The air in the hallway smelled different, which is to say it
had
smell; the static institutional odors of waxed linoleum and people waiting on benches. He didn’t recognize the other witnesses waiting to be called, but he felt he should have, even if they never raised their eyes except to see who had come out. Well, he’d changed too. At forty-five he was as old as Howard Wolfman had been at the time of the
Banner
wake, older than Joey Machine lived to be. The only suit whose pants he hadn’t outgrown was the one he was wearing, the gray worsted he’d bought for meeting advertising clients. He’d been skinny in the old days, a jackrabbit among rhinos. Funny how you could be lean when times were fat and fat when times were lean.
You need exercise, Connie,
Jack would say.
Get your hat, we’ll hop across the river.

The reporters were on him then, a couple of vaguely familiar faces in the crowd but mostly youngsters, hotshots with their press cards in their hatbands like Pat O’Brien in
The Front Page,
some of whom had probably read his column with a flashlight under the covers, the
Banner
being a parental exile from respectable homes; reading about midnight runs across the ice and gilded flappers in shimmy skirts and young sheiks in tight chinchilla coats and gray fedoras, Fatimas smoking between their lips. “Connie
Minor?
I read him when I was that high to a sock garter. He must be a hundred years old.”

“What’d you tell ’em, Connie?”

“They ask you who killed Joey Machine?”

“Turn this way, Connie.”

“You tell ’em what you did with Jack the Ripper’s Lugers?”

“Who’s your tailor, Connie? You look like shit.”

No comment, you sons of bitches. Read about it tomorrow. Hear them in the
News
cafeteria later: “… so then he says, ‘Now that I’m a white man I can’t stand you niggers.’ That’s Minor. Bastard’s got the shortest memory this side of Neville Chamberlain.”

He almost passed her in the crowd, thin woman, not a sob sister, red-dyed hair in marcels under a cloche hat that emphasized the lines in her face, the skin shrunken to the bone. Harsh makeup, raccoon eyes with big eyebrows that looked as if she traced them on around Mason lids. “Hattie?”

She took his arm, a talon’s grip, and they walked around the wainscoted corner.

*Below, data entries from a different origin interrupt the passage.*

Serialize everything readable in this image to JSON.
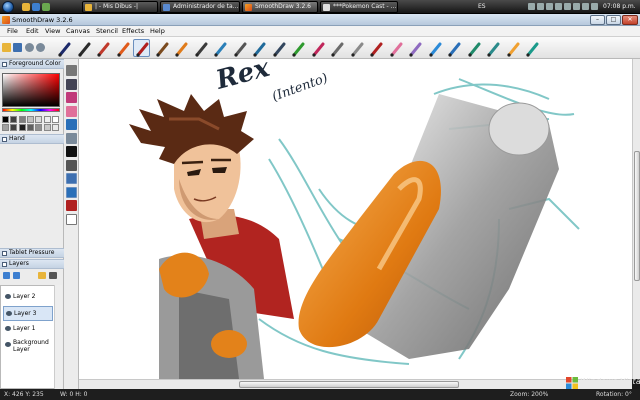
{
  "taskbar": {
    "tasks": [
      {
        "label": "| - Mis Dibus -|",
        "active": false
      },
      {
        "label": "Administrador de ta...",
        "active": false
      },
      {
        "label": "SmoothDraw 3.2.6",
        "active": true
      },
      {
        "label": "***Pokemon Cast - ...",
        "active": false
      }
    ],
    "language": "ES",
    "clock": "07:08 p.m."
  },
  "window": {
    "title": "SmoothDraw 3.2.6",
    "minimize_label": "–",
    "maximize_label": "□",
    "close_label": "✕"
  },
  "menu": [
    "File",
    "Edit",
    "View",
    "Canvas",
    "Stencil",
    "Effects",
    "Help"
  ],
  "toolbar": {
    "file_tools": [
      "open-icon",
      "save-icon",
      "undo-icon",
      "redo-icon"
    ],
    "brushes": [
      {
        "name": "pen-icon",
        "color": "#1d2a6b"
      },
      {
        "name": "pencil-icon",
        "color": "#2b2b2b"
      },
      {
        "name": "marker-icon",
        "color": "#c0392b"
      },
      {
        "name": "crayon-icon",
        "color": "#e05a1a"
      },
      {
        "name": "chalk-icon",
        "color": "#b01e1e"
      },
      {
        "name": "brush-icon",
        "color": "#7a4a1e"
      },
      {
        "name": "art-pen-icon",
        "color": "#e07b1a"
      },
      {
        "name": "airbrush-icon",
        "color": "#3a3a3a"
      },
      {
        "name": "watercolor-icon",
        "color": "#2a7fb8"
      },
      {
        "name": "flat-brush-icon",
        "color": "#555555"
      },
      {
        "name": "blender-icon",
        "color": "#1f6a9a"
      },
      {
        "name": "wet-brush-icon",
        "color": "#33465e"
      },
      {
        "name": "grass-icon",
        "color": "#2e9a2e"
      },
      {
        "name": "flower-icon",
        "color": "#c0265a"
      },
      {
        "name": "sponge-icon",
        "color": "#6b6b6b"
      },
      {
        "name": "smudge-icon",
        "color": "#8a8a8a"
      },
      {
        "name": "stamp-icon",
        "color": "#b02020"
      },
      {
        "name": "eraser-icon",
        "color": "#e06f9a"
      },
      {
        "name": "soft-eraser-icon",
        "color": "#8e6ac0"
      },
      {
        "name": "water-drop-icon",
        "color": "#2b8ad8"
      },
      {
        "name": "bucket-icon",
        "color": "#2a6fb8"
      },
      {
        "name": "tube-icon",
        "color": "#1f8a6a"
      },
      {
        "name": "palette-knife-icon",
        "color": "#2a8a8a"
      },
      {
        "name": "leaf-icon",
        "color": "#f0a030"
      },
      {
        "name": "glitter-icon",
        "color": "#1a9a8a"
      }
    ],
    "selected_brush_index": 4
  },
  "left_panel": {
    "foreground_color_label": "Foreground Color",
    "foreground_color": "#cc2a1a",
    "swatches": [
      "#000000",
      "#3f3f3f",
      "#7f7f7f",
      "#bfbfbf",
      "#dcdcdc",
      "#eeeeee",
      "#ffffff",
      "#a0a0a0",
      "#404040",
      "#202020",
      "#606060",
      "#909090",
      "#c8c8c8",
      "#e8e8e8"
    ],
    "tool_section_label": "Hand",
    "tablet_label": "Tablet Pressure",
    "layers_label": "Layers",
    "layers": [
      {
        "label": "Layer 2",
        "selected": false
      },
      {
        "label": "Layer 3",
        "selected": true
      },
      {
        "label": "Layer 1",
        "selected": false
      },
      {
        "label": "Background Layer",
        "selected": false
      }
    ]
  },
  "tool_column": [
    "select-icon",
    "move-icon",
    "eyedropper-icon",
    "eraser-icon",
    "bucket-icon",
    "smudge-icon",
    "text-icon",
    "color-picker-icon",
    "hand-icon",
    "rectangle-select-icon",
    "stamp-icon",
    "color-swatch-icon"
  ],
  "canvas": {
    "drawing": {
      "signature_text": "Rex",
      "subtitle_text": "(Intento)"
    }
  },
  "status": {
    "coords": "X: 426 Y: 235",
    "size": "W: 0 H: 0",
    "zoom": "Zoom: 200%",
    "rotation": "Rotation: 0°"
  },
  "watermark": "Windows Vista"
}
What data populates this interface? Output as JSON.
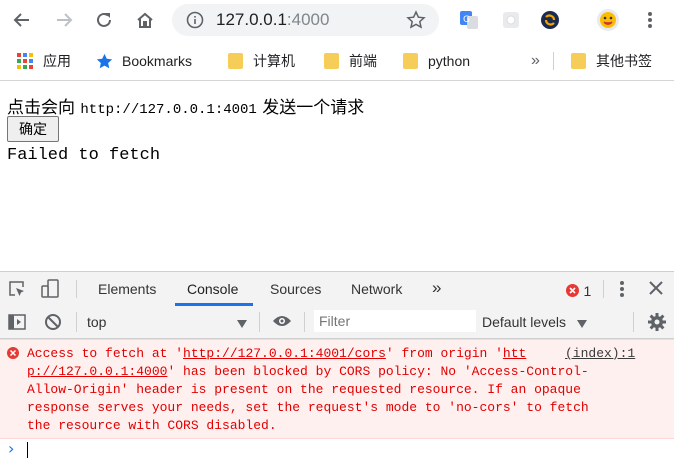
{
  "browser": {
    "url_host": "127.0.0.1",
    "url_port": ":4000",
    "icons": [
      "back-arrow-icon",
      "forward-arrow-icon",
      "reload-icon",
      "home-icon",
      "info-icon",
      "star-icon",
      "translate-icon",
      "extension-icon",
      "sync-icon",
      "avatar",
      "menu-icon"
    ]
  },
  "bookmarks": {
    "items": [
      {
        "label": "应用",
        "icon": "apps-grid-icon"
      },
      {
        "label": "Bookmarks",
        "icon": "star-icon"
      },
      {
        "label": "计算机",
        "icon": "folder-icon"
      },
      {
        "label": "前端",
        "icon": "folder-icon"
      },
      {
        "label": "python",
        "icon": "folder-icon"
      }
    ],
    "overflow": "»",
    "other": "其他书签"
  },
  "page": {
    "intro_prefix": "点击会向 ",
    "intro_url": "http://127.0.0.1:4001",
    "intro_suffix": " 发送一个请求",
    "button_label": "确定",
    "result": "Failed to fetch"
  },
  "devtools": {
    "tabs": [
      "Elements",
      "Console",
      "Sources",
      "Network"
    ],
    "active_tab": "Console",
    "more": "»",
    "error_count": "1",
    "context": "top",
    "filter_placeholder": "Filter",
    "levels": "Default levels",
    "error": {
      "p1": "Access to fetch at '",
      "link1": "http://127.0.0.1:4001/cors",
      "p2": "' from origin '",
      "link2a": "htt",
      "link2b": "p://127.0.0.1:4000",
      "p3": "' has been blocked by CORS policy: No 'Access-Control-",
      "line3": "Allow-Origin' header is present on the requested resource. If an opaque",
      "line4": "response serves your needs, set the request's mode to 'no-cors' to fetch",
      "line5": "the resource with CORS disabled.",
      "source": "(index):1"
    },
    "prompt": "›"
  },
  "colors": {
    "accent": "#1a73e8",
    "error_text": "#e20000",
    "error_bg": "#fff0f0",
    "folder": "#f7cd5a"
  }
}
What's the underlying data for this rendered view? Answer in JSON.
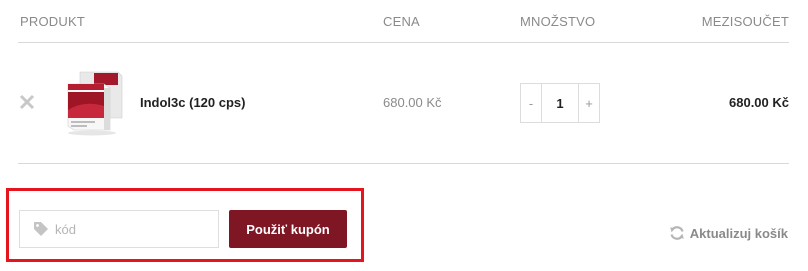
{
  "table": {
    "headers": {
      "product": "PRODUKT",
      "price": "CENA",
      "quantity": "MNOŽSTVO",
      "subtotal": "MEZISOUČET"
    }
  },
  "cart_item": {
    "name": "Indol3c (120 cps)",
    "price": "680.00 Kč",
    "quantity": "1",
    "subtotal": "680.00 Kč",
    "minus_symbol": "-",
    "plus_symbol": "+",
    "remove_icon": "close-icon",
    "product_brand_text": "Indol3c"
  },
  "coupon": {
    "placeholder": "kód",
    "value": "",
    "icon": "tag-icon",
    "apply_label": "Použiť kupón"
  },
  "update_cart": {
    "label": "Aktualizuj košík",
    "icon": "refresh-icon"
  },
  "colors": {
    "accent": "#7f1623",
    "highlight_box": "#e5141e"
  }
}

That section of hallway was deserted, paved with toilets and supply closets. Her calves were okay below the below-the-knee skirt; they’d been the least bit thick before and now they were just right. She let go of him, making a reluctant production of it, turned to face him. “You put on some,” she said. “It suits you. You always were kind of puny.”

“Lanky,” he corrected. “Like Bobby Jones. Are you testifying?”

“Next week. I heard they were cutting you loose today.”

“Same old Hattie. The prosecutor didn’t know that this morning.”

“Don’t say ‘same old’ to a hag. They tell me you sell soap.”

It was like being told he masturbated. He got away from it. “You’re still tending bar, I heard. Out in Royal Oak.”

“Roseville. I married my partner. He’s a good man. Dumb as a cork.”

“The best kind, I’m told. Hell,” he said. “How are you, Hattie?”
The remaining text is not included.